At 11 p.m., the center of Arthur was over the southern Yucatan Peninsula, about 80 miles (125 km) west of Chetumal, Mexico, and about 120 miles (195 km) south-southeast of Campeche, Mexico.

It was moving west at about 7 miles (11 km) per hour.

The storm's maximum sustained winds were near 40 mph (65 km/hr), with higher gusts, mainly over water east of its center.

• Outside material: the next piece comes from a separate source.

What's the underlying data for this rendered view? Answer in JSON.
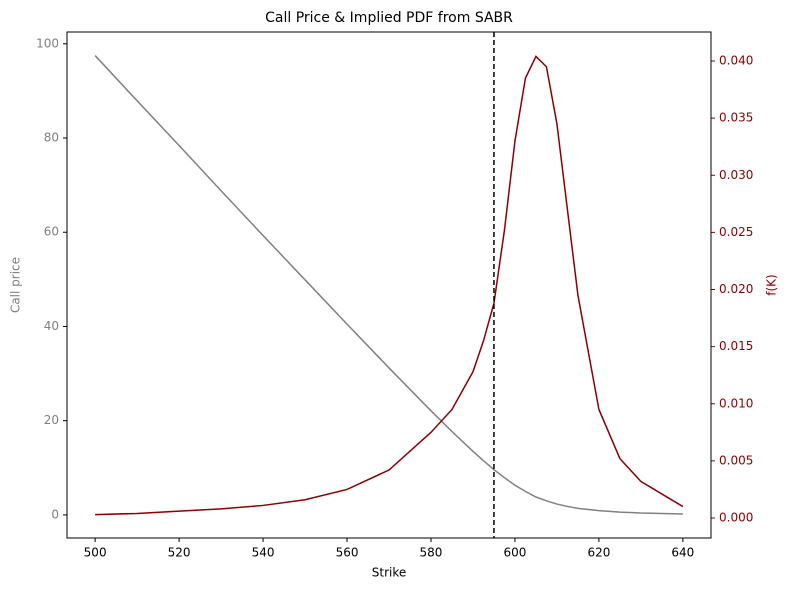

Tropical storm-force winds extend outward up to 260 miles (415 km) from the center of the storm, forecasters said.

The government of Belize issued a tropical storm warning for the nation's coast, and the government of Mexico issued a tropical storm warning from Cabo Catoche south to the border with Belize.

A tropical storm warning means tropical storm conditions are expected within the warning area -- in this case, within the next six to 12 hours.

The storm was forecast to dump up to 10 inches of rain over Belize, up to 15 inches in isolated areas, the hurricane center said.

The 2008 Atlantic hurricane season begins Sunday.

On Thursday, Tropical Storm Alma, the first one of the year in the eastern Pacific, formed near the west coast of Central America, according to the National Weather Service. The storm was downgraded to a tropical depression and dissipated over the high terrain of Central America.

The federal government's National Oceanic and Atmospheric Administration predicted this month that the Atlantic season would be more active than normal, with up to 16 named storms and up to five major hurricanes of Category 3 or above.

The noted Colorado State University hurricane forecasting team predicted this year that there would be 15 named storms, eight hurricanes and four major hurricanes.

The team calculated a 69 percent chance that at least one major hurricane will make landfall on the U.S. coast.

A survey released this week found that 50 percent of 1,100 adults surveyed in Atlantic and U.S. Gulf Coast states did not have disaster plans or survival kits.

"Nearly one in three said they would not prepare their home until a storm is within 24 hours of landfall," Bill Read, director of the National Hurricane Center, said Thursday.

"Now is the time to buy all that stuff," he said upon the release of the survey by polling firm Mason-Dixon.